En sus composiciones, que ahora se reúnen en un libro titulado Cancionero, una y otra supieron crear una delicada atmósfera sentimental. El amor conduce casi inexorablemente a la decepción. “Una vez –sigue contando la hermana– estábamos viendo Esperando a Godot en televisión. Me parece un coñazo, protesté, vamos a quitarlo. Teresa, respondió, aunque te parezca una tontería pero la historia es muy real. Cuando cumplas años verás que esa espera se da en muchos aspectos de la vida. ¡Qué madura era para su edad! De ahí la atmósfera de desencanto amoroso que hay en muchas de sus canciones. Toda su obra está basada en realidades, en cosas muy sencillas. Lo observaba todo. Primero escribía una letra y trabajaba mucho la idea. Encontramos varias tomas de una misma canción”.

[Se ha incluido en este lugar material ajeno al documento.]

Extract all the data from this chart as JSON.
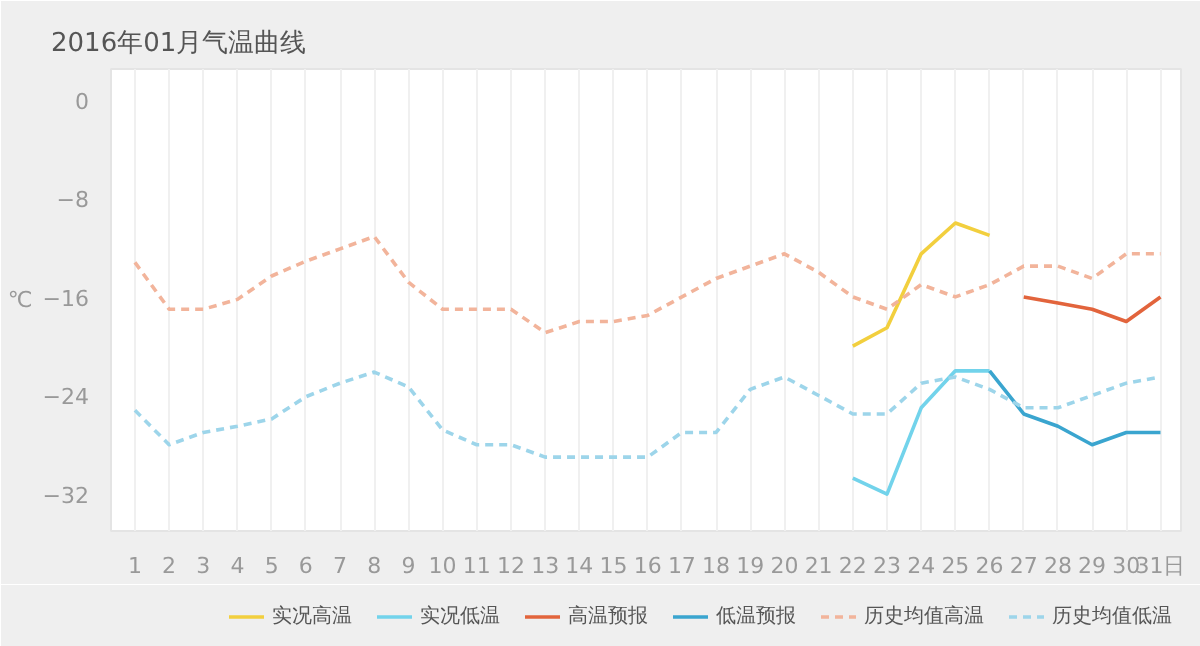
{
  "chart_data": {
    "type": "line",
    "title": "2016年01月气温曲线",
    "ylabel": "℃",
    "xlim": [
      0.3,
      31.6
    ],
    "ylim": [
      -35,
      2.5
    ],
    "xticks": [
      1,
      2,
      3,
      4,
      5,
      6,
      7,
      8,
      9,
      10,
      11,
      12,
      13,
      14,
      15,
      16,
      17,
      18,
      19,
      20,
      21,
      22,
      23,
      24,
      25,
      26,
      27,
      28,
      29,
      30,
      {
        "value": 31,
        "label": "31日"
      }
    ],
    "yticks": [
      0,
      -8,
      -16,
      -24,
      -32
    ],
    "grid": "x",
    "legend": "bottom",
    "marker": "none",
    "series": [
      {
        "name": "实况高温",
        "color": "#f2cf3e",
        "line_style": "solid",
        "x": [
          22,
          23,
          24,
          25,
          26
        ],
        "values": [
          -20,
          -18.5,
          -12.5,
          -10,
          -11
        ]
      },
      {
        "name": "实况低温",
        "color": "#72d3eb",
        "line_style": "solid",
        "x": [
          22,
          23,
          24,
          25,
          26
        ],
        "values": [
          -30.7,
          -32,
          -25,
          -22,
          -22
        ]
      },
      {
        "name": "高温预报",
        "color": "#e2643c",
        "line_style": "solid",
        "x": [
          27,
          28,
          29,
          30,
          31
        ],
        "values": [
          -16,
          -16.5,
          -17,
          -18,
          -16
        ]
      },
      {
        "name": "低温预报",
        "color": "#3aa5cf",
        "line_style": "solid",
        "x": [
          26,
          27,
          28,
          29,
          30,
          31
        ],
        "values": [
          -22,
          -25.5,
          -26.5,
          -28,
          -27,
          -27
        ]
      },
      {
        "name": "历史均值高温",
        "color": "#f2b49b",
        "line_style": "dashed",
        "x": [
          1,
          2,
          3,
          4,
          5,
          6,
          7,
          8,
          9,
          10,
          11,
          12,
          13,
          14,
          15,
          16,
          17,
          18,
          19,
          20,
          21,
          22,
          23,
          24,
          25,
          26,
          27,
          28,
          29,
          30,
          31
        ],
        "values": [
          -13.2,
          -17,
          -17,
          -16.2,
          -14.3,
          -13.1,
          -12.1,
          -11.1,
          -14.8,
          -17,
          -17,
          -17,
          -18.9,
          -18,
          -18,
          -17.5,
          -16,
          -14.5,
          -13.5,
          -12.5,
          -14,
          -16,
          -17,
          -15,
          -16,
          -15,
          -13.5,
          -13.5,
          -14.5,
          -12.5,
          -12.5
        ]
      },
      {
        "name": "历史均值低温",
        "color": "#9dd5ea",
        "line_style": "dashed",
        "x": [
          1,
          2,
          3,
          4,
          5,
          6,
          7,
          8,
          9,
          10,
          11,
          12,
          13,
          14,
          15,
          16,
          17,
          18,
          19,
          20,
          21,
          22,
          23,
          24,
          25,
          26,
          27,
          28,
          29,
          30,
          31
        ],
        "values": [
          -25.2,
          -28,
          -27,
          -26.5,
          -25.9,
          -24.1,
          -23,
          -22.1,
          -23.3,
          -26.8,
          -28,
          -28,
          -29,
          -29,
          -29,
          -29,
          -27,
          -27,
          -23.5,
          -22.5,
          -24,
          -25.5,
          -25.5,
          -23,
          -22.5,
          -23.5,
          -25,
          -25,
          -24,
          -23,
          -22.5
        ]
      }
    ]
  }
}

En los meses anteriores a su muerte Cecilia insistió en la idea de retirarse pronto, comprar una casa en el campo y dedicarse a vivir rodeada de naturaleza. El negocio de la música le agotaba. En cambio, el contacto con el público en sus actuaciones le gustaba pero le fatigaba tener que negociar el repertorio, chocarse una y otra vez con la idea de debía vender más discos. “Eva tuvo que luchar contra dos dictaduras: la socio-política y la discográfica. Puede que no tuviera nunca grandes hits. Se lo echaron en cara hasta después de muerta, yo mismo he tenido que escuchar: ‘Es que como Cecilia no vende…’. Incluso cuando vendieron 700.000 copias del disco antológico en los años noventa. Ni se molestaron en presentarlo en un buen sitio, se enzarzaron en un rifirrafe con Juan Carlos Calderón, tuve que mediar para tranquilizarlo. Pero su legado está ahí, vivo”.

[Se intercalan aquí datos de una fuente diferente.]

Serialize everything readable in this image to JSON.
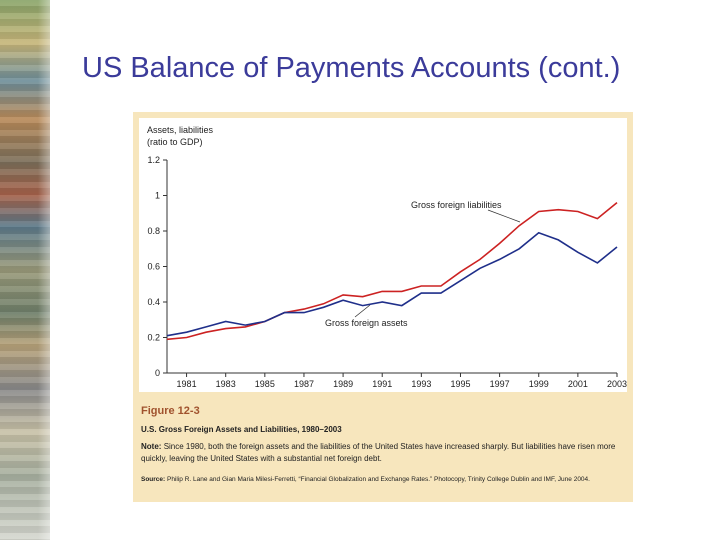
{
  "slide": {
    "title": "US Balance of Payments Accounts (cont.)"
  },
  "figure": {
    "number": "Figure 12-3",
    "title": "U.S. Gross Foreign Assets and Liabilities, 1980–2003",
    "note_label": "Note:",
    "note_text": "Since 1980, both the foreign assets and the liabilities of the United States have increased sharply. But liabilities have risen more quickly, leaving the United States with a substantial net foreign debt.",
    "source_label": "Source:",
    "source_text": "Philip R. Lane and Gian Maria Milesi-Ferretti, “Financial Globalization and Exchange Rates.” Photocopy, Trinity College Dublin and IMF, June 2004."
  },
  "chart_data": {
    "type": "line",
    "ylabel": "Assets, liabilities\n(ratio to GDP)",
    "xlabel": "",
    "xlim": [
      1980,
      2003
    ],
    "ylim": [
      0,
      1.2
    ],
    "x_ticks": [
      "1981",
      "1983",
      "1985",
      "1987",
      "1989",
      "1991",
      "1993",
      "1995",
      "1997",
      "1999",
      "2001",
      "2003"
    ],
    "y_ticks": [
      "0",
      "0.2",
      "0.4",
      "0.6",
      "0.8",
      "1",
      "1.2"
    ],
    "grid": false,
    "x": [
      1980,
      1981,
      1982,
      1983,
      1984,
      1985,
      1986,
      1987,
      1988,
      1989,
      1990,
      1991,
      1992,
      1993,
      1994,
      1995,
      1996,
      1997,
      1998,
      1999,
      2000,
      2001,
      2002,
      2003
    ],
    "series": [
      {
        "name": "Gross foreign liabilities",
        "color": "#cc2222",
        "values": [
          0.19,
          0.2,
          0.23,
          0.25,
          0.26,
          0.29,
          0.34,
          0.36,
          0.39,
          0.44,
          0.43,
          0.46,
          0.46,
          0.49,
          0.49,
          0.57,
          0.64,
          0.73,
          0.83,
          0.91,
          0.92,
          0.91,
          0.87,
          0.96
        ]
      },
      {
        "name": "Gross foreign assets",
        "color": "#1f2f8a",
        "values": [
          0.21,
          0.23,
          0.26,
          0.29,
          0.27,
          0.29,
          0.34,
          0.34,
          0.37,
          0.41,
          0.38,
          0.4,
          0.38,
          0.45,
          0.45,
          0.52,
          0.59,
          0.64,
          0.7,
          0.79,
          0.75,
          0.68,
          0.62,
          0.71
        ]
      }
    ],
    "annotations": [
      "Gross foreign liabilities",
      "Gross foreign assets"
    ]
  }
}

¿Cómo habría envejecido Cecilia? ¿Qué hubiera pensado ante los cambios que ha experimentado la sociedad española? El periodista José Madrid, que en 2011 publicó Equilibrista, una excelente biografía de la cantautora, cree que se habría hecho mayor “conservando la ilusión, la esperanza de que la sociedad y todos fuésemos mejores de lo que somos sin perder de vista nuestras miserias cotidianas. Lo que no tengo tan claro es si habría seguido dedicándose a la música tal y como lo hacía entonces. Poco tiempo antes de morir ya le daba vueltas a ser únicamente compositora y dejar de lado su faceta de cantante. Es evidente que esta sociedad, cada vez más polarizada, más volátil y más dada al espectáculo vacío de contenido sigue necesitando de artistas, de poetas como ella. Una Cecilia es hoy más necesaria que nunca”.

Pero el destino quiso que Cecilia se fuera de este mundo en la flor de la vida. Ella misma tenía ese presentimiento que desliza en muchos de sus textos. “Una conocida de mi madre leyó los posos del café a Eva y a su amiga Alia, la esposa del rey Huséin de Jordania, en casa. Sale que vais a tener un accidente, pero no pasa nada, comentó. No dio mas detalles. Desde entonces, ella tenía la idea de que moriría joven”.  Otro tanto le ocurrió a Alia.

La tarde que emprendió un viaje sin retorno, Eva y Teresa se despidieron con una corazonada: “En el garaje, a punto de que subiera en el coche, se me ocurrió decirle: Eva, dame un beso, que nunca se sabe lo que puede pasar. Cuando a los dos días se presentó en casa un empleado de CBS supe que había ocurrido algo. A Eva le ha pasado algo, dije, y él respondió: Sí”.